Why you should invest in the car of the future

With growing demand for low-cost cars in the East and the rise of environmental concerns in the West, the car of the future will be cheaper, leaner - and greener.

If you were asked to dream up the car of the future, you might create some sleek, high-tech vision with all manner of gadgets: self-changing tyres, in-car entertainment, maybe even an autopilot for those evenings when you want to stop for a pint on the way home from work. But in reality, the car of the future or at least, the near future is likely to be anything but sleek. In fact, it may have more in common with an old-fashioned Lada than a brand-new Mercedes.

The world's cheapest car

As with most economic shifts these days, the major driving force in the auto market is the rise of the Asian consumer.

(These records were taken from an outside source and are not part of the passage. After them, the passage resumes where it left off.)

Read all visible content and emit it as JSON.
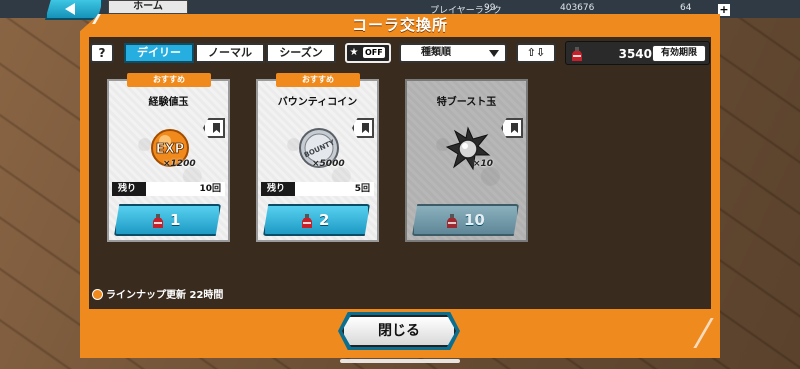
{
  "top_bar": {
    "home_label": "ホーム",
    "player_rank_label": "プレイヤーランク",
    "player_rank_value": "99",
    "coins_value": "403676",
    "gems_value": "64"
  },
  "dialog": {
    "title": "コーラ交換所"
  },
  "filters": {
    "help_label": "?",
    "tabs": [
      {
        "label": "デイリー",
        "active": true
      },
      {
        "label": "ノーマル",
        "active": false
      },
      {
        "label": "シーズン",
        "active": false
      }
    ],
    "favorite_toggle": "OFF",
    "sort_value": "種類順",
    "order_label": "⇧⇩"
  },
  "currency": {
    "amount": "3540",
    "expiry_label": "有効期限"
  },
  "items": [
    {
      "badge": "おすすめ",
      "name": "経験値玉",
      "icon": "exp-orb-icon",
      "quantity": "×1200",
      "remain_label": "残り",
      "remain_value": "10回",
      "price": "1",
      "disabled": false
    },
    {
      "badge": "おすすめ",
      "name": "バウンティコイン",
      "icon": "bounty-coin-icon",
      "quantity": "×5000",
      "remain_label": "残り",
      "remain_value": "5回",
      "price": "2",
      "disabled": false
    },
    {
      "badge": "",
      "name": "特ブースト玉",
      "icon": "boost-orb-icon",
      "quantity": "×10",
      "remain_label": "",
      "remain_value": "",
      "price": "10",
      "disabled": true
    }
  ],
  "footer": {
    "lineup_text": "ラインナップ更新 22時間",
    "close_label": "閉じる"
  },
  "colors": {
    "frame_orange": "#ef8a1f",
    "button_blue": "#27aee0",
    "panel_dark": "#1c1c20"
  }
}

While the battlefield in the West is over emissions and who can produce the greenest car (more on that later), in the East, it's a straightforward slug out over who can win the biggest chunk of Asia's emerging middle class. According to

JD Automotive Forecasting, India's auto market is set to double to 3.3 million cars by 2014, with the Chinese market forecast to grow 140% in that same period. Having built 25,000 miles of expressways in the last 15 years, the Chinese might finally have cars to drive on them. The key word for this car market isn't luxury or speed, it's affordability. The main aim of the auto industry today, then, is to build the world's cheapest car one that "could do for autos what Southwest Airlines has done for travel", says Gail Edmonson in BusinessWeek. A recent study by Roland Berger Strategy Consultants predicts that, by 2012, 18 million cars priced at less than e10,000 will be sold annually. "Low-cost cars are the single most important trend in the automotive industry," says Vikas Tibrewala of Monitor Group consultancy.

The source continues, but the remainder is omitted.